If I don’t care what part of the CUDA ecosystem is taking time (from my point of view it is a black-box that does GEMMs) so why not measure “time until my normal code is running again?”

▲

nickysielicki 3 months ago | parent [-]

If you care enough to time it, you should care enough to time it correctly.

▲

bee_rider 3 months ago | parent | next [-]

I described the correct way to time it when using the card as a black-box accelerator.

▲

nickysielicki 3 months ago | parent [-]

You can create metrics for whatever you want! Go ahead!

But cuda is not a black box math accelerator. You can stupidly treat it as such, but that doesn’t make it that. It’s an entire ecosystem with drivers and contexts and lifecycles. If everything you’re doing is synchronous and/or you don’t mind if your metrics include totally unrelated costs, then time.time() is fine, sure. But if that’s the case, you’ve got bigger problems.

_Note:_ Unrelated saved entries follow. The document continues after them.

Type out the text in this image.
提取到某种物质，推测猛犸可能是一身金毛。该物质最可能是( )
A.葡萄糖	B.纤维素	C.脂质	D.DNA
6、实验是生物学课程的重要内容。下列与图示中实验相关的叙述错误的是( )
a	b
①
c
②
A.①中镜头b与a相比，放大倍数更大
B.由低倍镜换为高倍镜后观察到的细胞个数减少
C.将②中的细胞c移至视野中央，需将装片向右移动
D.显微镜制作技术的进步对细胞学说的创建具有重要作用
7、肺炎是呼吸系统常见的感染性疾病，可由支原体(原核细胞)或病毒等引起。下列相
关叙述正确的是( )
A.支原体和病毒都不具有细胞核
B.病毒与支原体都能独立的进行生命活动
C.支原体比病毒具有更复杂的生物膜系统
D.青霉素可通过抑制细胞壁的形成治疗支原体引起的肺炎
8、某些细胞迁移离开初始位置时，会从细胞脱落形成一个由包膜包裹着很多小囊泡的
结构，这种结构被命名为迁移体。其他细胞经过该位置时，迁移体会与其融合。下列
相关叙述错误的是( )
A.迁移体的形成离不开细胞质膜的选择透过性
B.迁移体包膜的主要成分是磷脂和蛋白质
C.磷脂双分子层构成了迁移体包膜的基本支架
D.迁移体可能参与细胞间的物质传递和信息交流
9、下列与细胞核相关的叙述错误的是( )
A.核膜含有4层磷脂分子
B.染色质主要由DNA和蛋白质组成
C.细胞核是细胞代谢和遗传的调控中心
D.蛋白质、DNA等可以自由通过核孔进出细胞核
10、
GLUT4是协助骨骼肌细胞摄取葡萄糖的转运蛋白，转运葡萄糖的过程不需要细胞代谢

	▲	bee_rider 3 months ago \| parent \| next [-]
		Sure, it’s easy to say “there are bigger problems.” There are always bigger problems. But, there are like 50 years worth of Fortran numerical codes out there, lots of them just use RCIs… if I want to try CUDA in some existing library, I guess I will need the vector back before I can go back into the RCI.
	▲	doctorpangloss 3 months ago \| parent \| prev [-]
		You're arguing with people who have no idea what they're talking about on a forum that is a circular "increase in acceleration" of a personality trait that gets co-opted into arguing incorrectly about everything - a trait that everyone else knows is defective.

▲

gavinray 3 months ago | parent | prev [-]

One of the wisest things I've read all week.

I authored one of the primary tools for GraphQL server benchmarks.

I learned about the Coordinated Omission problem and formats like HDR Histograms during the implementation.

My takeaway from that project is that not only is benchmarking anything correctly difficult, but they all ought to come with disclaimers of:

"These are the results obtained on X machine, running at Y time, with Z resources."

▲

jms55 3 months ago | parent | prev | next [-]

Never used CUDA, but I'm guessing these map to the same underlying stuff as timestamp queries in graphics APIs, yes?

▲

saagarjha 3 months ago | parent | prev [-]

I mean you can definitely use it in a pinch if you know what you’re doing. But yes the event APIs are better.